The momentum to account for ESG issues is unmistakable and, although U.S. financial services regulators have been characterized as “reluctant participants,” they do engage with international ESG-related initiatives, including the FSB’s TCFD and the BCBS’s TFCR. Independently, the FRB and CFTC have specifically called out climate change as posing serious emerging risks to U.S. financial stability including spillover effects that may exacerbate vulnerabilities in the financial system unrelated to climate change.
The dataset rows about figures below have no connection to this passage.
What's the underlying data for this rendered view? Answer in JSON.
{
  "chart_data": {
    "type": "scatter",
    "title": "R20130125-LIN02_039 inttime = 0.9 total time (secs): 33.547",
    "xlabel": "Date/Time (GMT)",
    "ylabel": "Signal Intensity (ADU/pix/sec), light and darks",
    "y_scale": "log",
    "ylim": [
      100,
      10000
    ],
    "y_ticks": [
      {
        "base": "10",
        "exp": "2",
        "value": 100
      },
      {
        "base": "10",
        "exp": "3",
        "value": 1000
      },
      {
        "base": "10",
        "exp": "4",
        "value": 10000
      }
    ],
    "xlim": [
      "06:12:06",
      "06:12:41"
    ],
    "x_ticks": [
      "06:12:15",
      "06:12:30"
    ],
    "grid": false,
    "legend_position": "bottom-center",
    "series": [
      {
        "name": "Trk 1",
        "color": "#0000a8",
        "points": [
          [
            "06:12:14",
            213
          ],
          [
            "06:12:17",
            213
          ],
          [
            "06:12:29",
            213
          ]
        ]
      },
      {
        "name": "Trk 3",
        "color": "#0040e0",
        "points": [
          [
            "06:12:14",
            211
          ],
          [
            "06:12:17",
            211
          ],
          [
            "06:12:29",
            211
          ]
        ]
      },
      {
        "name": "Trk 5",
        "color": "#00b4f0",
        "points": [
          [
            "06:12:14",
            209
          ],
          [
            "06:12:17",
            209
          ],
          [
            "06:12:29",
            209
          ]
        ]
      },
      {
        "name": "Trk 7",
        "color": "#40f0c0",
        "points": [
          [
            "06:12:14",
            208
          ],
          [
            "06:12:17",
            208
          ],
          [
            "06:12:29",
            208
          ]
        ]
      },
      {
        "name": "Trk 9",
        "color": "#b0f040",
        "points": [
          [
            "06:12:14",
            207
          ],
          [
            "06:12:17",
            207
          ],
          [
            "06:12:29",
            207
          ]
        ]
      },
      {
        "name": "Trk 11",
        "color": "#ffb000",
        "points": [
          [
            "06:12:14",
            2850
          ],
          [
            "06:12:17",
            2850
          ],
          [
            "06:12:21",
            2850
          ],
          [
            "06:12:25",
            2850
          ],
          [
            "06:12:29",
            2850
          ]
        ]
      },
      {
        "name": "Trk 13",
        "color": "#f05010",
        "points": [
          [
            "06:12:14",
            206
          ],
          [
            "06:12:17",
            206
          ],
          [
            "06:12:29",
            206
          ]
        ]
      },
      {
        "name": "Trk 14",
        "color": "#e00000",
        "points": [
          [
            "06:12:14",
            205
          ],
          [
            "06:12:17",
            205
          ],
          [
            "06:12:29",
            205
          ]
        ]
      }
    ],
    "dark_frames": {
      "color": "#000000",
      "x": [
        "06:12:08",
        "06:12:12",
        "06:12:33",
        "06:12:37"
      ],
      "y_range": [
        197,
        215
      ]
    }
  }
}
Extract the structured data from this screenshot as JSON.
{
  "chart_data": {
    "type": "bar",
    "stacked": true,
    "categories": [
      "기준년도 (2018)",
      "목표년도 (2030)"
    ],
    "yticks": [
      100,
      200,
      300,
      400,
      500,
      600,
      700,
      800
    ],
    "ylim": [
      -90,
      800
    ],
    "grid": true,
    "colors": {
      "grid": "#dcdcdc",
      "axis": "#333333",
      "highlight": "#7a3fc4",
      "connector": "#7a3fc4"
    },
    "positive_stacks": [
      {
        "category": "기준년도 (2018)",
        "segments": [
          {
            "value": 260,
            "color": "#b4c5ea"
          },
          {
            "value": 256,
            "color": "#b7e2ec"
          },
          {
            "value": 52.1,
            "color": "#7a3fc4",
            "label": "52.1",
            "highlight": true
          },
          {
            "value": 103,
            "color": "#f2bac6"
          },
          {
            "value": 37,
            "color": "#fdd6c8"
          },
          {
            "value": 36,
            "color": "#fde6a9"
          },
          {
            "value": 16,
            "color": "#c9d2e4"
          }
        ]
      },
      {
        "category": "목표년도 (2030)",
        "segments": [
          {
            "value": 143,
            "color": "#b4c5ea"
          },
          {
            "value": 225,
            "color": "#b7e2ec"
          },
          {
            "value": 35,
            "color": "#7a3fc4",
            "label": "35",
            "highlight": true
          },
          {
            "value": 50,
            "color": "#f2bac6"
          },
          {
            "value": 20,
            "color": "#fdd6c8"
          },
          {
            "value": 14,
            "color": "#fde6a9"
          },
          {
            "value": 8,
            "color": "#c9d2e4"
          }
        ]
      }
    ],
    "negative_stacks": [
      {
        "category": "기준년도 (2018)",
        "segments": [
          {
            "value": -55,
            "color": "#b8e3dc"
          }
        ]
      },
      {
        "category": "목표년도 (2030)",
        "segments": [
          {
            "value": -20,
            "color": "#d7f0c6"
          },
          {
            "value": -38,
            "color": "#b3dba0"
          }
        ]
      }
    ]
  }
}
Regulatory attention is being directed toward issues related to disclosure, reporting, and company policies and procedures; there is increasing pressure on regulators to:
- fully participate in international efforts to establish ESG standards and metrics, with an initial focus on establishing uniform international measures for climate change risk
- incorporate ESG-related risk management, and climate risk in particular, into bank and nonbank regulatory and supervisory frameworks where the regulators have authorities, including systemic financial risk oversight, risk management, and disclosure and investor protection
- clarify the definition of “materiality,” including qualitative and quantitative factors, for purposes of meeting regulatory expectations to identify, measure, monitor, and control material risks as well as public disclosure requirements
- mandate bank and nonbank financial services companies address climate risk and ESG issues through their existing risk management and governance frameworks, including stress testing (for climate, this includes assessment against a consistent and common set of broad risk scenarios, guidelines, and assumptions) and capital requirements
- develop (for “E,” “S,” and “G” factors) common taxonomies and underlying definitions, risk data and data collection, analytical tools, and financial products to be used across financial and nonfinancial reporting with an eye to achieving standardized, comparable, and reliable disclosure
- understand the roots of racial, social, and economic disparities and inequities within the organization and in the delivery of financial products and services, and implement changes.
8 actions to take
- Define the organization’s approach/responsibilities to Climate Risk and ESG, including customer and third-party relationships, across strategies, policies, practices, and mandates; establish targets and timelines to incorporate Climate Risk and ESG decisioning and reporting.
- Develop a roadmap and strategy to measure and assess Climate and ESG-related impacts across any or all key risk areas (e.g., operational, reputational, credit, compliance, liquidity, strategic, model, market, and due diligence).
- Assess exposure from physical and transition risks across asset classes and define how those exposures impact strategic planning for Climate and ESG risk management.
- Identify and procure needed data sets to forecast physical risk; incorporate into bank systems, scenario analysis, economic modeling and stress testing.
- Align internal definitions with evolving regulatory taxonomies to include Climate Risk and ESG-related impacts (e.g., what “ESG” encompasses, what is “green”, what is “sustainable”).
- As global standards evolve, focus on the integrity of Climate Risk and ESG-related financial data and controls (just like SOX).
- Establish policies and controls in the business and risk management processes to mitigate Climate and ESG-related reputational risks in a timely manner and through proactive monitoring and identification.
- Operationalize a disclosure and reporting framework, locally and globally, for consistency with the firm’s ESG mandate/policy aligned with SEC regulations, TCFD standards, SASB standards and others, as appropriate.